Quando o ministro Luís Barroso sugeriu o adiamento da sessão, os antigos companheiros se ajeitaram nas cadeira redobraram a atenção. Suspense. Joaquim Barbosa disse que não concordava com os argumentos de Barroso, mas ficou sozinho entre seus pares. Por volta das cinco da tarde a câmera da TV Justiça foi se afastando e a imagem do plenário do STF sumiu da parede.

“Acabou?”, alguém perguntou.

“Por enquanto”, alguém respondeu.

Não houve comemoração, mas alívio, distensão. Todos se levantaram. Uns rodearam José Dirceu. Outros discutiam em grupos os significados da sessão e as perspectivas para a semana seguinte. André Tokarski, da União da Juventude Socialista (UJS), se aproximou e deu a Dirceu uma estatueta de um guerreiro de Xian. O simbolismo foi imediatamente assimilado por Dirceu e todos que estavam por ali. Fotos, abraços.

Do lado de fora, outro grupo de fotógrafos subia nas grades do prédio na tentativa de conseguir uma imagem de primeira página do salão, que ficava a uns 20 metros de distância deles.

Mas tudo o que havia, àquela altura, eram velhos parceiros de luta se abraçando e se articulando para a próxima batalha.
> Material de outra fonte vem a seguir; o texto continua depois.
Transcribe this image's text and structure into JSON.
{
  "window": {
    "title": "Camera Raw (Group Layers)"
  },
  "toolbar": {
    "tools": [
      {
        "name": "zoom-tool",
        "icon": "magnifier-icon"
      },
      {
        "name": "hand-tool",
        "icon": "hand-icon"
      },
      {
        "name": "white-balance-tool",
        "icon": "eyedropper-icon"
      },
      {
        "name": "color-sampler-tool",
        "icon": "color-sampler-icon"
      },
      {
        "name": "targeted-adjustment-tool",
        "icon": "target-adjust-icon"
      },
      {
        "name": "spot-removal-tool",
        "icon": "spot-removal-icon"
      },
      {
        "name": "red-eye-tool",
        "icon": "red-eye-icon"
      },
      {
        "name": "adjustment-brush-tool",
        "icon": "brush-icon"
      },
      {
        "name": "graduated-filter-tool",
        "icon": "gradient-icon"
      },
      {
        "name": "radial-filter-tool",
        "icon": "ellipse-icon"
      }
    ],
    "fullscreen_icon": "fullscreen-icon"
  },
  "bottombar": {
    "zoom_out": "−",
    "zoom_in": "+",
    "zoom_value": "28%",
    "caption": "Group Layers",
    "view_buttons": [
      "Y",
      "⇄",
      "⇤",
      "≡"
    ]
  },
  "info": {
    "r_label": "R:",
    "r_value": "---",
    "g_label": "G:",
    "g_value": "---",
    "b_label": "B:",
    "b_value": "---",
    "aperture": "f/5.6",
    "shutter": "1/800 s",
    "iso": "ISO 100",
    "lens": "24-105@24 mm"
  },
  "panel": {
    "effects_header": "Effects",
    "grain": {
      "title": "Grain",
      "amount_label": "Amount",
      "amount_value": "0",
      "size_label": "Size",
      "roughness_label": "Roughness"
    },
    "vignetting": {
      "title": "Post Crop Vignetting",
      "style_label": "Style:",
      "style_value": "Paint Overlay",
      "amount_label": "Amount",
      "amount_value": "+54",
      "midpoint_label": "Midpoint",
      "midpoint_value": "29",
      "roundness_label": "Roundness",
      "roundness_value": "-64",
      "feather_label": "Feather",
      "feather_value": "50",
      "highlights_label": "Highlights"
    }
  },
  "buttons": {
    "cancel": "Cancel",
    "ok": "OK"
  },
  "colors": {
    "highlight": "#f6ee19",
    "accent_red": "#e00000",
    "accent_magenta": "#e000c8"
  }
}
Calejados e velhos de guerra, a maioria deles preferia não alimentar esperanças de que a situação possa ser revertida na última e derradeira sessão do STF, marcada para quarta-feira, 11 de setembro, quando se completam 40 anos do golpe militar no Chile, outra história de ditadura na América do Sul.

Mas estarão ali de qualquer maneira, mais uma vez, ainda que seja apenas para dizer “estamos com você até o fim”. O que, para Dirceu, certamente não é pouca coisa.